5. Lion's Den

1.6K 129 43
                                    

/lion's den/

sarang singa (harafiah); tempat yang penuh bahaya dan ancaman

.

.

.

Pesawat jet pribadi kami telah lepas landas dua jam yang lalu. Tiara tertidur di sofa, kepalanya berbaring di atas pahaku. Aku menyingkirkan rambut yang menutupi pipinya sambil menghapus sisa air matanya.

Selama beberapa hari terakhir ini, dia benar-benar menguji kesabaranku. Dia merajuk, kabur, bersembunyi, dan mengerjai Diandra. Terakhir, ia menangis sejadi-jadinya ketika Tatiana dan suaminya, Santiago, serta kedua putra mereka, Nicholas dan Xavier, mengantarkan kami di bandara JFK. Lucunya, Xavier pun ikut menangis. Aku dan Tatiana kewalahan menghibur anak kami masing-masing. Aku harus menggendongnya -- padahal Tiara sudah lumayan berat -- dan berjanji akan kembali ke New York musim dingin nanti.

Di anak tangga pesawat, Surya hanya menatap adegan ini dengan tatapan dinginnya, seakan-akan mencibirku, "Satu anak saja merepotkan, mau tambah lagi?"

Yah, tapi kuabaikan saja ekspresi suamiku itu. Aku tetap sayang pada Tiara, meskipun ada kalanya dia sangat menyebalkan.

Mataku beralih dari wajah Tiara ke arah Surya yang duduk di sofa tunggal, menulis rencana di agendanya. Dari samping pun suamiku terlihat tampan. Hidungnya lurus dan mancung, dan rahang tegasnya ditumbuhi sisa rambut yang tak bisa tercukur bersih. Kulit pipinya masih mulus meskipun usianya sudah menginjak tigapuluh enam tahun.

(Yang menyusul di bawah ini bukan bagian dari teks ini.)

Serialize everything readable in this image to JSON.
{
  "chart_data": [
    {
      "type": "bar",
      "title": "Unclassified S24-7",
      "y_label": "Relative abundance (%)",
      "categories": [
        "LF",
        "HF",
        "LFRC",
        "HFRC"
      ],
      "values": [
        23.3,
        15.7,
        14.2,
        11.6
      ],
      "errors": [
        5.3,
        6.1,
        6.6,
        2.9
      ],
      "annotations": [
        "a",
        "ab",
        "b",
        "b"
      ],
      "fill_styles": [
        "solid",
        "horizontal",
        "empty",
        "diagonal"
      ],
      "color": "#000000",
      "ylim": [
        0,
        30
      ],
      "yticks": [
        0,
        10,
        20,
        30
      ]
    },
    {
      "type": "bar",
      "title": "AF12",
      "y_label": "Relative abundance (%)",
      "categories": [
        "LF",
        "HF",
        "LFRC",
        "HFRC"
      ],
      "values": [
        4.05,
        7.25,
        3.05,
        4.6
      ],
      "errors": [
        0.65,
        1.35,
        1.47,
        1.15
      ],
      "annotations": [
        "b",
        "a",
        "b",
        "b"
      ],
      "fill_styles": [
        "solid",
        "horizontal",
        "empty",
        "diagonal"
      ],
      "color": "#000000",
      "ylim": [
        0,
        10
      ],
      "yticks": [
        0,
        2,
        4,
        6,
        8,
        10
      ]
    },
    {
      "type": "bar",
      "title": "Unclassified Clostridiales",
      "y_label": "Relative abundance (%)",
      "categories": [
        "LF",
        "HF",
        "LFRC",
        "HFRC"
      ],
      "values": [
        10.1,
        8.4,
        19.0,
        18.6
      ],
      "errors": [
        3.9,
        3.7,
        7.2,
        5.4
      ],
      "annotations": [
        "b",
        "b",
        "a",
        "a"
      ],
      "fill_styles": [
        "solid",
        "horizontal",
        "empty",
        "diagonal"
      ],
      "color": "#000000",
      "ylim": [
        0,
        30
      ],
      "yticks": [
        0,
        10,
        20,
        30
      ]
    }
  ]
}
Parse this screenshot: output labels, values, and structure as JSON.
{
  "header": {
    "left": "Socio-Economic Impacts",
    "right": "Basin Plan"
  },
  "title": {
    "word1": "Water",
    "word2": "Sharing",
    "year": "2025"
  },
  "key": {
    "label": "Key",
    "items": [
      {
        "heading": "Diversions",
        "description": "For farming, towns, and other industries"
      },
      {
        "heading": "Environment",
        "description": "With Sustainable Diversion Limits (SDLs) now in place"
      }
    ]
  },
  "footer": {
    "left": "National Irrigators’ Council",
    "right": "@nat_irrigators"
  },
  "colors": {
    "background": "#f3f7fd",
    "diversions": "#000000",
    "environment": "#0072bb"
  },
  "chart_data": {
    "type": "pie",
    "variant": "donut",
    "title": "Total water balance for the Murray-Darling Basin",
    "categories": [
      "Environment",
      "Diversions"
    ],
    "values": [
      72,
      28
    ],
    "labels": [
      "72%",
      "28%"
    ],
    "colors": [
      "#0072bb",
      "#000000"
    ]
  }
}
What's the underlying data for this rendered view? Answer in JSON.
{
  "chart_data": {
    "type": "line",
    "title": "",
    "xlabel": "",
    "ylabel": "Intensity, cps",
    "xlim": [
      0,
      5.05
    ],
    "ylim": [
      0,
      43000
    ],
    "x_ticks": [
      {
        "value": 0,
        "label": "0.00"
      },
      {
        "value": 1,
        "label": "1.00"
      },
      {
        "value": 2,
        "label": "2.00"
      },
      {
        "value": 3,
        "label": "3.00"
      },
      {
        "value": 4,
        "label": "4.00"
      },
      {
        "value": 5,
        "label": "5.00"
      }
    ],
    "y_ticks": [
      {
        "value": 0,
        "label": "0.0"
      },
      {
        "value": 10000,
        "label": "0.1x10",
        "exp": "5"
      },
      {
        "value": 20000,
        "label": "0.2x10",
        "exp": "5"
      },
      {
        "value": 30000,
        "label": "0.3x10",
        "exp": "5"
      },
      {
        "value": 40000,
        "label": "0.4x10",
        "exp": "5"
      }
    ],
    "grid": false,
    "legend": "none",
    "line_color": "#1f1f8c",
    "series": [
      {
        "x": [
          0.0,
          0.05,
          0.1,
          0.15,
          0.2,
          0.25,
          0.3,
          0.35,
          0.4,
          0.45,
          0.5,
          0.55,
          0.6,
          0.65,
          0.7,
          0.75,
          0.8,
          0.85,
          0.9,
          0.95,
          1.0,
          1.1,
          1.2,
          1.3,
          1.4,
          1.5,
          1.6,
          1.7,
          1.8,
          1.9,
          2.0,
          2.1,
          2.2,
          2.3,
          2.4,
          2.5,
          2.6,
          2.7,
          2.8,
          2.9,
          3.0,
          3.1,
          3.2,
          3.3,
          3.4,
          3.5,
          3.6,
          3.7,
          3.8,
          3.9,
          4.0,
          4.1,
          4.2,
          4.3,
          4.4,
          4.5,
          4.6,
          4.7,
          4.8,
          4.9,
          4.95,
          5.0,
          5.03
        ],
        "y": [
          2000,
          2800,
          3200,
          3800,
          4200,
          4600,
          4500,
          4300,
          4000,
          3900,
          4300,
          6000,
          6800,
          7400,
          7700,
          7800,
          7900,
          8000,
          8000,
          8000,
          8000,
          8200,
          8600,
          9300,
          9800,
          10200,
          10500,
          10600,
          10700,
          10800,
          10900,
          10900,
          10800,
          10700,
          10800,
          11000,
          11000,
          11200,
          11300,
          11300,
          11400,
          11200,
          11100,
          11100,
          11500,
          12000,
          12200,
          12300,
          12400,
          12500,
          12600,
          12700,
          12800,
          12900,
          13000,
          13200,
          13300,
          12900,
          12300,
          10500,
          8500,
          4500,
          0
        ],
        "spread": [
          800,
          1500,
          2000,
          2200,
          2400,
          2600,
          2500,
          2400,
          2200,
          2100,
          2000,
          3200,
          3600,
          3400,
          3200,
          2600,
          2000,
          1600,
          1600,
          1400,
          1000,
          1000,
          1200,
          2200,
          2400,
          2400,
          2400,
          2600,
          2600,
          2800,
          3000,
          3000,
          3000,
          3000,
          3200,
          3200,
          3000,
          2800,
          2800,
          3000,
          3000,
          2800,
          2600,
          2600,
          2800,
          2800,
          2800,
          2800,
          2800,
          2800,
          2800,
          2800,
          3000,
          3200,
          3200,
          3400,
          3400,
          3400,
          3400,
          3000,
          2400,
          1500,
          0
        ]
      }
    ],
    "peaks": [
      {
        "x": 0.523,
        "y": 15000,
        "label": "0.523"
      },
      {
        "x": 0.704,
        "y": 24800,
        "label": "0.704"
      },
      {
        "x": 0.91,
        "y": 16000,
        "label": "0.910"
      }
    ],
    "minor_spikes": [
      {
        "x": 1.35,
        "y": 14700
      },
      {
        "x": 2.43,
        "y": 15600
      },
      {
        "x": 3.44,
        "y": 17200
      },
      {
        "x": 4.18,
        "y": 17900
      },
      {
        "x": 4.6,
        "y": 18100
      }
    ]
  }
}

Kalau saja aku belum tahu sifat aslinya, aku pasti jatuh hati padanya sekali lagi.

***

Setelah transit di London dan Doha, pesawat kami mendarat di Bandara Halim Perdanakusuma, Jakarta, Indonesia. Begitu kami menginjakkan kaki di aspal, terik matahari dan udara panas nan lembab menyambut kami. Aku mencoba membangunkan Tiara, namun gadis kecil itu tidak mau bangun -- entah pura-pura tidur atau sungguhan. Terakhir kali, ia membuat ulah di Doha dengan menolak naik ke pesawat dan bersikeras tinggal di sana.

"Nel, tunggu apa lagi? Ayo turun," panggil suamiku dari dekat pintu pesawat.

"Tiara nggak mau bangun," ujarku.

"Bangunkan dia," suruh Surya.

"Sudah, tapi dia masih nggak mau bangun." Aku bisa membangunkan Tiara dengan berbagai cara, namun aku sengaja berlagak lemah supaya Surya turun tangan mengurusi putrinya yang keras kepala.

Surya melirik ke jam tangannya, lalu berjalan ke arahku dan membopong Tiara. Tubuh gadis kecil itu mengeras, menandakan bahwa ia tidak benar-benar tertidur. Namun tenaganya tentu saja kalah dari tenaga ayahnya. Sambil menggotong Tiara, Surya menuruni tangga pesawat. Aku ikut di belakangnya, menahan senyum.

Alfred menjemput kami dengan mobil Mercedes S-Class hitam, diiringi mobil-mobil hitam lainnya yang memuat bodyguard kami. Aku membuka pintu belakang dan masuk ke dalam mobil. Surya meletakkan Tiara di sebelahku dan mengambil tempat di kursi penumpang di sebelah Alfred.

Sejam kemudian, mobil berhenti di depan sebuah rumah megah bercat putih di Menteng. Di tengah halamannya yang sangat luas terdapat air mancur yang terbuat dari marmer putih. Kompleks yang kutinggali selama tiga tahun awal pernikahan kami ini terdiri dari satu rumah utama dan satu rumah yang lebih kecil. Kami tinggal di rumah utama bersama keluarga besar Jati -- Ayah, Ibu, Tanjung, dan Cathy. Sedangkan rumah yang lebih kecil ditempati oleh Alfred dan keluarganya.